At that time I thought I could go home and take over the lease and maybe find a way to make some good out of this horrific situation but that was more than I could handle and I ended up failing the second exam too... My grades for the semester were A, A, A, F, F.... well shit!!! So much for financial aid!

I have been living on couches and in the Punk Barbie Mobile ever since. So, because it's what I try to do, we decided to try to find a way to get something good out of it... I signed up for a training from http://concent.rocks and then I paid for two rope bondage events and began planning a trip across the US that included many other things along those lines.
Unfortunately, my last post will tell you that we had some "Technical Difficulties" while staying out east. The car and the laptop and the phone all three messed up so I ended up cutting things short and losing money on non-refundable tickets and trainings. I came back to Saginaw and worked a little with Perceptions and the Sexual Assault Center but didn't do anything with CTL or BAWC just because I had so much already I was working on.

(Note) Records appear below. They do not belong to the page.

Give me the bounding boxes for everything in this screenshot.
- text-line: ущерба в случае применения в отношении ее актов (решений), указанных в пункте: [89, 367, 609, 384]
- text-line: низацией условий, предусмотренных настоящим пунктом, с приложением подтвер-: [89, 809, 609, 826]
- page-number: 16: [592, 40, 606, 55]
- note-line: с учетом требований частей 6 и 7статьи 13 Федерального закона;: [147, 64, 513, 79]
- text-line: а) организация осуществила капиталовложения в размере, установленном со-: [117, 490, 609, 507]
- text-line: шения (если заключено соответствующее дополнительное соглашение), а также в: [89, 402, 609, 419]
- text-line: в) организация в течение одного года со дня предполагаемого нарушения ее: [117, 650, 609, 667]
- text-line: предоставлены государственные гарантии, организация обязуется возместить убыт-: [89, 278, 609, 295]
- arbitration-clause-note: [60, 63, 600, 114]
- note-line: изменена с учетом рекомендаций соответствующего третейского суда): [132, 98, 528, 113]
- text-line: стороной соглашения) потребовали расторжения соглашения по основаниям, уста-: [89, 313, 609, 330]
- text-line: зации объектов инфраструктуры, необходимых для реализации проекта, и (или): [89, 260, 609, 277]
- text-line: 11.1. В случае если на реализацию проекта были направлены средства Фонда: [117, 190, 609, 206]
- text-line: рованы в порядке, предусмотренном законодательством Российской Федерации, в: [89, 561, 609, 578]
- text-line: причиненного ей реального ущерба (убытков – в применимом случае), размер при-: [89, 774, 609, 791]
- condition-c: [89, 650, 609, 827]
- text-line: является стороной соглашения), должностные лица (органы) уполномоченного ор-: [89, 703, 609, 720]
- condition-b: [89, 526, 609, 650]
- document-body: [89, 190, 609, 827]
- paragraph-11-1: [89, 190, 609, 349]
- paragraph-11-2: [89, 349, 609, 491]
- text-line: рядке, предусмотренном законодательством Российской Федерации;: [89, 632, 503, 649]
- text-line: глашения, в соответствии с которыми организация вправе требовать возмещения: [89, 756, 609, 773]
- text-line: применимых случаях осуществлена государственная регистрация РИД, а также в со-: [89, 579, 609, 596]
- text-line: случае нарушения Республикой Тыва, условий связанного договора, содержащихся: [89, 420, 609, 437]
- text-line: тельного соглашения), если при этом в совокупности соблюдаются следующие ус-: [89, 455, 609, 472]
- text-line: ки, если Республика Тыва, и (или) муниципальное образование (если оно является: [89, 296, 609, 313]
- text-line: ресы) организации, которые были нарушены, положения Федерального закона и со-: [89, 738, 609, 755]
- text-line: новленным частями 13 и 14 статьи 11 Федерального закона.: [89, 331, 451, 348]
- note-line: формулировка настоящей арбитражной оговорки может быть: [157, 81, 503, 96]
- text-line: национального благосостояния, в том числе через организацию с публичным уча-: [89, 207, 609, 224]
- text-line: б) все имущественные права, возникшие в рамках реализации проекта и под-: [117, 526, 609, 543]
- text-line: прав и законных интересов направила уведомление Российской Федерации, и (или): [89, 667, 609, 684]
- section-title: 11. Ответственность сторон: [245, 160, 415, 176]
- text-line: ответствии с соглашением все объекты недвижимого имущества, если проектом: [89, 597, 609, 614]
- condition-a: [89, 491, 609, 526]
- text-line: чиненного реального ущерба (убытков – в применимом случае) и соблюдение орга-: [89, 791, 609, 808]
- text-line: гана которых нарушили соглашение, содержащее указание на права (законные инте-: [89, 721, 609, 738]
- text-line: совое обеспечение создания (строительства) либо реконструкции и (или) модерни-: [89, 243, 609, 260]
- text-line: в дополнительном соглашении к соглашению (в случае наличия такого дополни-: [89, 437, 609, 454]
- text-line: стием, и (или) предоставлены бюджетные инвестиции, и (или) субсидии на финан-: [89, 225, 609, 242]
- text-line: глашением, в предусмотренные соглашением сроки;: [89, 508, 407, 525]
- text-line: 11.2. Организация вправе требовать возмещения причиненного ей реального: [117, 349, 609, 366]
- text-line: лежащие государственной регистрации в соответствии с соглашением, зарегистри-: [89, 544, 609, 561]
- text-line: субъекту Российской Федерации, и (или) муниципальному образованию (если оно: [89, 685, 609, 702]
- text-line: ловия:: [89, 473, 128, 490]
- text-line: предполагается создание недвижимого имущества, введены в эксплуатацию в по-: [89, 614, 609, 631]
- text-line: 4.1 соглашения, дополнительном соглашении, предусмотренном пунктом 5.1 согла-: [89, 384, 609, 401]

Currently: I am on my way to Florida and am waiting out a rainstorm in the car in Kentucky. I'm on my way to FIRE (Floridas Intense Rope Experience) It will be my first con of it's type and I'm stopping off to see my grandpa who may not be with us much longer, on my way there. (Huge Detour to Mississippi that I decided on about an hour ago) No one knows exactly where I am or where I will be staying or going other than these few destinations.
Monday I have to start an online class for Mott, because Delta isn't the only fish in the sea that can finish up this AAS degree and my loyalties are to ME and my education, not any specific college. The online class will allow me to take other online classes with them and since I'm not coming back to the Tri-Cities until October I'm going to need to do my work remotely.

The night I left I got lost while in Michigan and found myself near a location where allot of very disgusting things happened to us. In reality, I don't 100% remember getting there... Just sitting on the short of lake near the house I grew up in, under a willow tree and crying and praying.

Admittedly, this is all scary as hell and we aren't sleeping much some days and not at all at night. I'm hoping to get something out of this experience that's worth all of the trouble I've put into it.  Mainly, I feel like we need this to heal in some way.. I can't really explain it more than that. I'm telling people I'll be back in October but I really don't know for sure.